Fleurs, feuilles et fruits de lotus - © R. Quintin

Fleurs, feuilles et fruits de lotus © Rémi Quintin

 

Il est difficile d’évaluer globalement le marché des plantes aquatiques, les statistiques sont peu nombreuses et peu précises. Les pépinières spécialisées en France ne sont pas plus d'une dizaine et ont souvent une pluriactivité qui leur permet de lisser leur activité sur l'ensemble de l'année : vente sur place et par correspondance, paysagisme, parc à vocation touristique, revendeur de matériel de bassin, voire de poissons d'ornement. Le recensement agricole de 2001 a compté 127 exploitations, qui ont vendu 1 280 000 de « plantes aquatiques pour bassin de plein air ». Ce chiffre inclue les pépinières généralistes qui proposent des plantes aquatiques. Les ventes se réalisent sur le printemps et l'été mais restent techniquement possibles toute l'année.


Recherche inexistante en France

La grande majorité des espèces cultivées au bassin ne possède pas de cultivars. Seuls les lotus et nénuphars possèdent une véritable gamme. La recherche et l'expérimentation en plantes aquatiques ornementales sont inexistantes aujourd'hui en France, alors qu'aux Etats-Unis, dans le monde anglo-saxon et en Thaïlande (où sont produits de nombreux nénuphars) des hybrideurs sont en lien avec des universités ou des jardins botaniques. Les nénuphars et lotus sont les plantes dont le commerce représente la plus grande valeur sur le marché des particuliers. Un nénuphar de variété courante se vend entre cinq euros en jardinerie et vingt euros en pépinières spécialisées. La différence de prix se justifie par le conditionnement (racines nues, motte de 5 cm, godet ou pot) et la taille de la plante. Les plus grosses résisteront mieux à leur séjour hors du bassin et refleuriront plus vite.

En pépinière, les nénuphars et lotus sont cultivés en pleine terre dans les bassins au fond desquels se trouve une couche de terre argileuse à limoneuse d'une vingtaine de centimètres. La hauteur d'eau dans les bassins varie selon les variétés entre 10 cm et 50 cm.

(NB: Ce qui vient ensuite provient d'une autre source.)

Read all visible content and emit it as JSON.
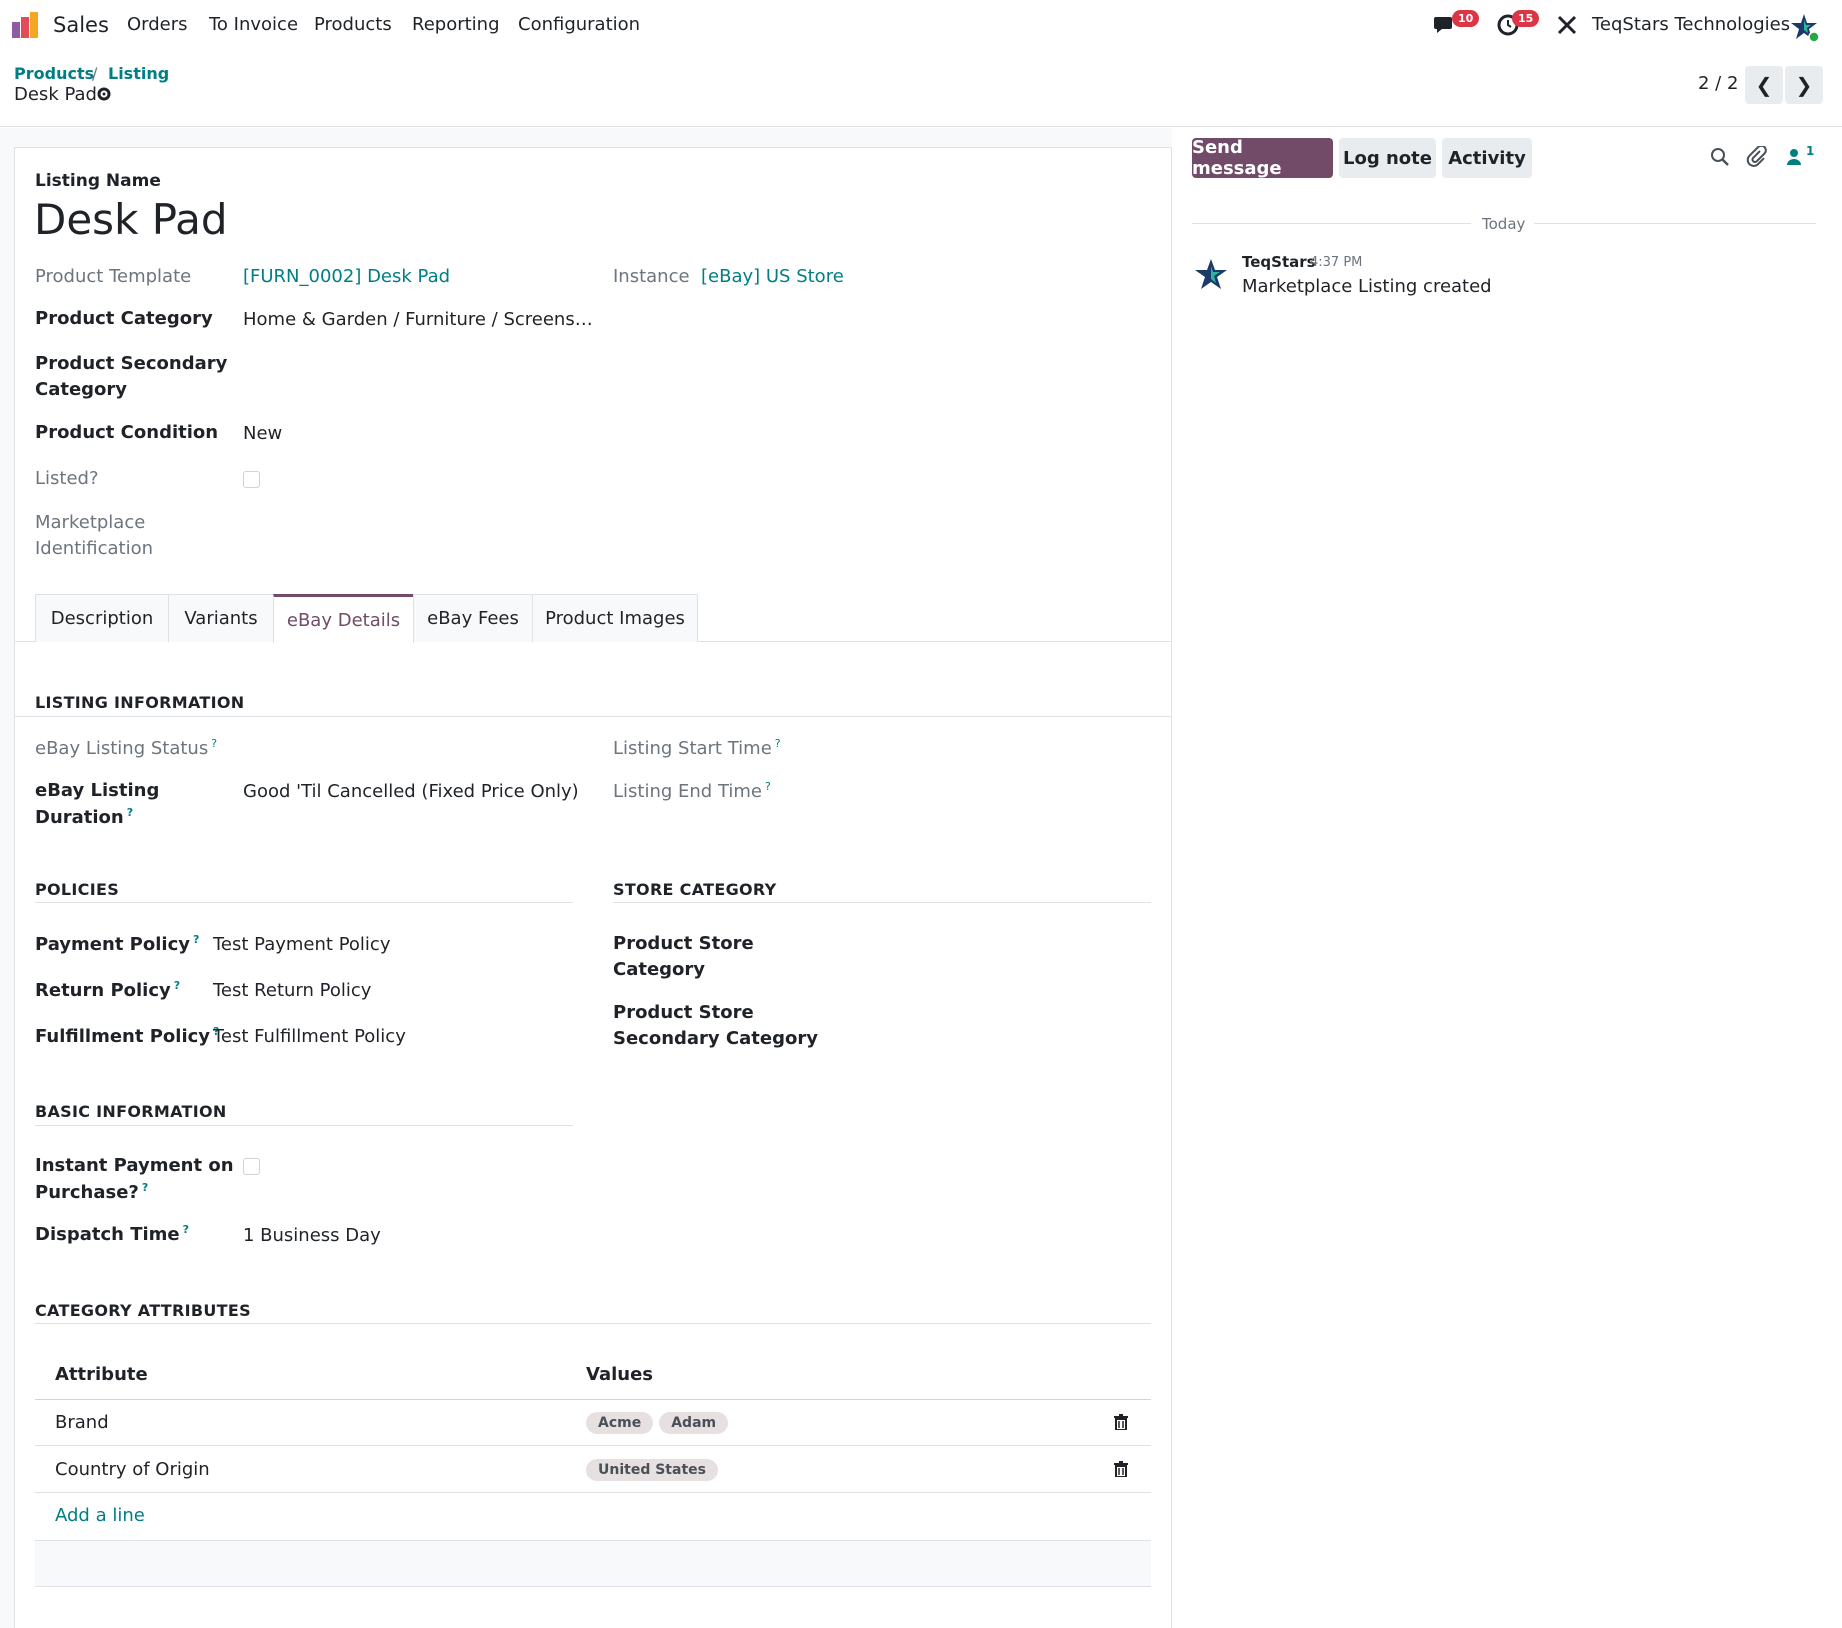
{
  "topbar": {
    "app_name": "Sales",
    "menu": [
      "Orders",
      "To Invoice",
      "Products",
      "Reporting",
      "Configuration"
    ],
    "messages_badge": "10",
    "activities_badge": "15",
    "company": "TeqStars Technologies"
  },
  "breadcrumb": {
    "products": "Products",
    "separator": "/",
    "listing": "Listing",
    "current": "Desk Pad",
    "pager": "2 / 2"
  },
  "form": {
    "listing_name_label": "Listing Name",
    "listing_name": "Desk Pad",
    "product_template_label": "Product Template",
    "product_template": "[FURN_0002] Desk Pad",
    "instance_label": "Instance",
    "instance": "[eBay] US Store",
    "product_category_label": "Product Category",
    "product_category": "Home & Garden / Furniture / Screens…",
    "product_secondary_category_label_1": "Product Secondary",
    "product_secondary_category_label_2": "Category",
    "product_condition_label": "Product Condition",
    "product_condition": "New",
    "listed_label": "Listed?",
    "marketplace_identification_label_1": "Marketplace",
    "marketplace_identification_label_2": "Identification"
  },
  "tabs": [
    "Description",
    "Variants",
    "eBay Details",
    "eBay Fees",
    "Product Images"
  ],
  "ebay_details": {
    "listing_information_title": "LISTING INFORMATION",
    "listing_status_label": "eBay Listing Status",
    "listing_start_time_label": "Listing Start Time",
    "listing_duration_label_1": "eBay Listing",
    "listing_duration_label_2": "Duration",
    "listing_duration": "Good 'Til Cancelled (Fixed Price Only)",
    "listing_end_time_label": "Listing End Time",
    "policies_title": "POLICIES",
    "payment_policy_label": "Payment Policy",
    "payment_policy": "Test Payment Policy",
    "return_policy_label": "Return Policy",
    "return_policy": "Test Return Policy",
    "fulfillment_policy_label": "Fulfillment Policy",
    "fulfillment_policy": "Test Fulfillment Policy",
    "store_category_title": "STORE CATEGORY",
    "product_store_category_label_1": "Product Store",
    "product_store_category_label_2": "Category",
    "product_store_secondary_category_label_1": "Product Store",
    "product_store_secondary_category_label_2": "Secondary Category",
    "basic_information_title": "BASIC INFORMATION",
    "instant_payment_label_1": "Instant Payment on",
    "instant_payment_label_2": "Purchase?",
    "dispatch_time_label": "Dispatch Time",
    "dispatch_time": "1 Business Day",
    "category_attributes_title": "CATEGORY ATTRIBUTES",
    "help_mark": "?"
  },
  "attributes_table": {
    "headers": [
      "Attribute",
      "Values"
    ],
    "rows": [
      {
        "attribute": "Brand",
        "values": [
          "Acme",
          "Adam"
        ]
      },
      {
        "attribute": "Country of Origin",
        "values": [
          "United States"
        ]
      }
    ],
    "add_line": "Add a line"
  },
  "chatter": {
    "send_message": "Send message",
    "log_note": "Log note",
    "activity": "Activity",
    "followers_count": "1",
    "date_separator": "Today",
    "message_author": "TeqStars",
    "message_time": "4:37 PM",
    "message_body": "Marketplace Listing created"
  },
  "colors": {
    "brand": "#714b67",
    "link": "#017e84",
    "badge": "#dc3545"
  }
}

Rhizome de type Marliac (trapu) - © R. Quintin

Rhizome de type tuberosa (allongé) © - R. Quintin

1: Rhizome de type Marliac (trapu) © Rémi Quintin / 2: Rhizome de type tuberosa (allongé) © Rémi Quintin



Nénuphars de l’ancien ou du nouveau monde

Les poteries horticoles traditionnelles sont peu adaptées à la culture des plantes aquatiques. Leur système racinaire se développe d'une manière bien plus horizontale que celui des plantes terrestres qui doivent aller chercher l'eau en profondeur. Une couche de 10 à 20 cm est suffisante pour leur développement. Cependant, elles vont avoir besoin de s'étendre sur une surface d'au moins 20 cm de diamètre. On peut classer les nénuphars en deux grands types de variétés. Les variétés de l'ancien monde ont pour particularité d'être facilement commercialisables en pot d'une dizaine de centimètres car le rhizome est trapu (voir illustration 1). Les variétés dites du nouveau monde, dont les rhizomes sont allongés, doivent être cultivées dans des pots de diamètre plus important ce qui rend leur commercialisation via les réseaux traditionnels plus compliquée (voir illustration 2). Une technique spécifique est utilisée pour la multiplication des nénuphars : les bourgeons latéraux vont développer des feuilles et des racines lorsqu'un morceau de rhizome sans tête est mis à flotter dans l'eau. Il est ensuite possible de les détacher et de les repiquer dans les bassins de culture. La floraison des nénuphars dure trois jours durant lesquels la fleur va passer de femelle à mâle en se refermant chaque nuit. Il en est de même pour le lotus bien qu'il ne soit pas classé dans la même famille botanique (respectivement : Nymphéacées et Nélumbonacées). Ces deux plantes, pourtant bien différentes, sont trop souvent confondues.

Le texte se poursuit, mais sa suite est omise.